Юморист Георг. Совсем не похож на обычного немца, который сух и неэмоционален. Георг — взрыв позитива. Так радоваться пакету «безе», который мы с Ниной купили для него в кондитерской, мог только ребёнок. С обнимашками и восторгом. Бальзам на душу. У Нины протекал сложный период восстановления самой себя. Иногда мне хотелось её прижать к себе и гладить по головке, как маленькую девочку, но я боялась её обидеть своей жалостью. Конечно, мы с ней говорили много и долго. Нина работала до обеда. Георг иногда до ночи. У нас было время путешествовать по соседним городкам и деревням, которые меня не переставали восхищать своей сказочной кукольностью, и беседовать. Впитывала всё. Стойкое ощущение от первого посещения Германии — красота, чистота и умиротворение.
Эти домики — игрушки.
И цветы, цветы, цветы.
И костёлы, и церквушки.
Замки, башни и мосты.
И приветливое солнце
Заливает мне глаза.
Что тут делать остаётся?
Тает скорбная душа.
Наслаждается покоем.
Миротворен каждый шаг.
Я в Германии. И что же?
Liebe Deutschland. Liebe. Ja!
*.
Полное наслаждение,
Будто в раю нахожусь.
Птичье за окнами пение.
Полнится розовый куст.
Нина и Георг распланировали весь мой отпуск: путешествий предстояло много. Я приехала в другую страну за новыми впечатлениями. Они выстраивали заново свои отношения. В тот сложный год мы были нужны друг другу. Мой приезд вносил суматоху в их размеренную жизнь, но и давал возможность отвлечься от своих проблем: гости всегда требуют внимания, как бы то ни было. Через интернет Георг купил мне фотоаппарат. Он, кроме всего прочего, профи в фотографии. Его великолепные работы не только украшали стены их дома, но и печатались в солидных журналах. Я рада поучиться у такого гуру искусству фотографии. Доходило до комизма.
Мы с Ниной на поезде поехали навестить её бывшего мужа, который лежал в госпитале после операции в далёком городке Wimpfen. Буквально в первую же неделю моего приезда. Я и так смотрела во все глаза на пробегавшие мимо городки, деревни, леса и сады. А, сойдя на маленькой и такой красивой станции, уже не могла остановиться и только «щёлкала» всё подряд. Вместо десяти минут мы шли полтора часа от станции до госпиталя. Спасибо моей подруге за такое ангельское терпение. Завораживало всё. В этом городке впервые увидела цветы, которые назывались «Дудочка Ангела». Какая-то особая прелесть в этих необычных колокольчиках размером с ладонь. Никак не могла наглядеться на то, что видела вокруг. Это не восторг провинциалки, которая ничего не видела «слаще морковки». Москва — столица. Там прошла большая часть моей жизни. И путешествовала я много. Родителям моим благодарность.

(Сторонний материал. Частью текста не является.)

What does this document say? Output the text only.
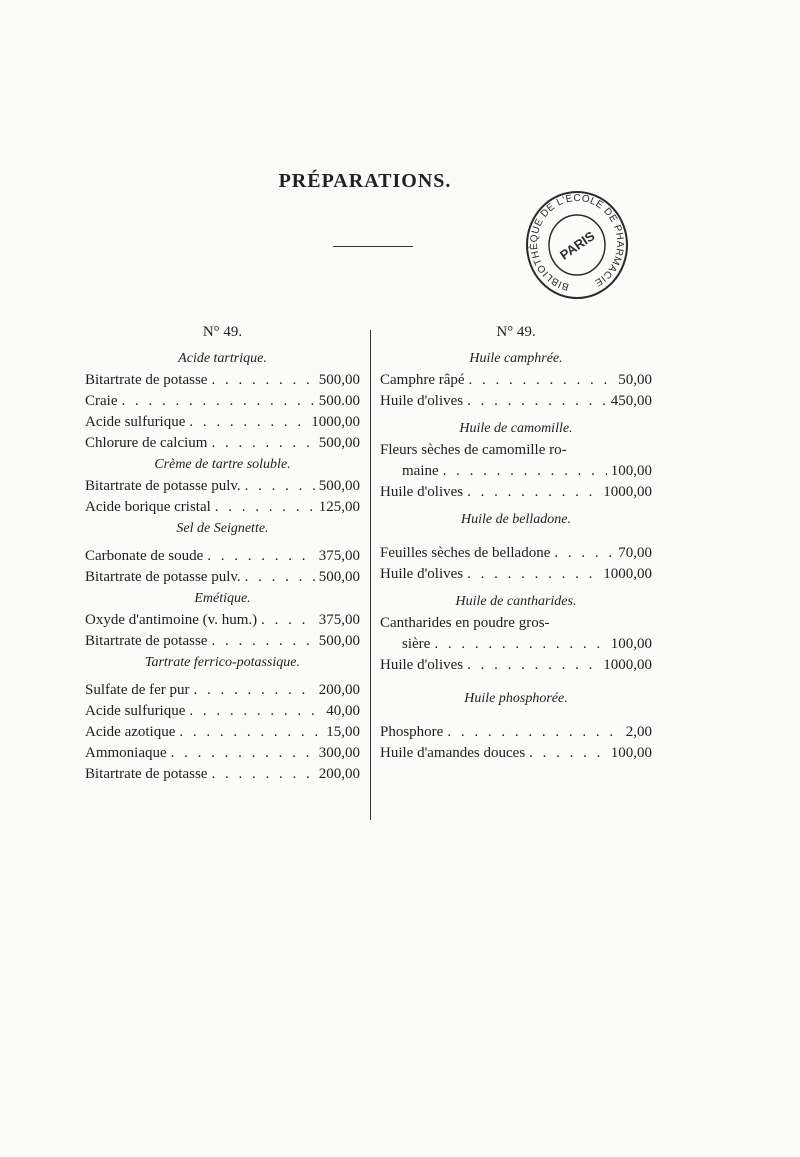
PRÉPARATIONS.
BIBLIOTHÈQUE DE L'ÉCOLE DE PHARMACIE
PARIS
N° 49.
Acide tartrique.
Bitartrate de potasse . . .	500,00
Craie . . .	500.00
Acide sulfurique . . .	1000,00
Chlorure de calcium . . .	500,00
Crème de tartre soluble.
Bitartrate de potasse pulv. . . .	500,00
Acide borique cristal . . .	125,00
Sel de Seignette.
Carbonate de soude . . .	375,00
Bitartrate de potasse pulv. . . .	500,00
Emétique.
Oxyde d'antimoine (v. hum.) . . .	375,00
Bitartrate de potasse . . .	500,00
Tartrate ferrico-potassique.
Sulfate de fer pur . . .	200,00
Acide sulfurique . . .	40,00
Acide azotique . . .	15,00
Ammoniaque . . .	300,00
Bitartrate de potasse . . .	200,00
N° 49.
Huile camphrée.
Camphre râpé . . .	50,00
Huile d'olives . . .	450,00
Huile de camomille.
Fleurs sèches de camomille ro-
maine . . .	100,00
Huile d'olives . . .	1000,00
Huile de belladone.
Feuilles sèches de belladone . . .	70,00
Huile d'olives . . .	1000,00
Huile de cantharides.
Cantharides en poudre gros-
sière . . .	100,00
Huile d'olives . . .	1000,00
Huile phosphorée.
Phosphore . . .	2,00
Huile d'amandes douces . . .	100,00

В Германии всё иное. Разноцветные домики, как из сказок Андерсена. Не море, океан цветов. Они везде и всюду. Чистота даже в лесу. Немцы любят свою страну. Это поражало больше всего. Мои соотечественники живут в России и у меня порой такое ощущение, что россияне свою страну люто ненавидят. Конечно, есть и свои плюсы. Страна огромная. Только это не должно означать, что её можно загаживать, начиная с брошенного окурка и фантика от конфет. Всё идёт из семьи, само собой.
Мои сыновья с самого раннего возраста знали: чем меньше мусора на улице, тем чище наша Земля и свежее воздух. Они с детства фантики в карманы. Мы сами ходим по эти улицам и в грязи, ежели что. По работе много ездили с Дениской на его машине. Бывало так, что не успевали и поесть: дела-заботы, нехватка времени. В машине всегда сок и крекеры, как и мешки для мусора. Меланья иногда сопровождала мужа. Запомнившийся неприглядный эпизод с ней, как пример дурного воспитания. Не придираюсь. Констатирую факт. Очередной, к моему великому сожалению. Девочка выпила сок и, не задумываясь, выбросила пустую коробку в окно машины. Денис среагировал быстрее меня. Остановил машину и подобрал коробку, укоризненно глянув на Меланью. Её самодовольный смех был мне неприятен. Муж прогнулся под жену. На глазах своей матери.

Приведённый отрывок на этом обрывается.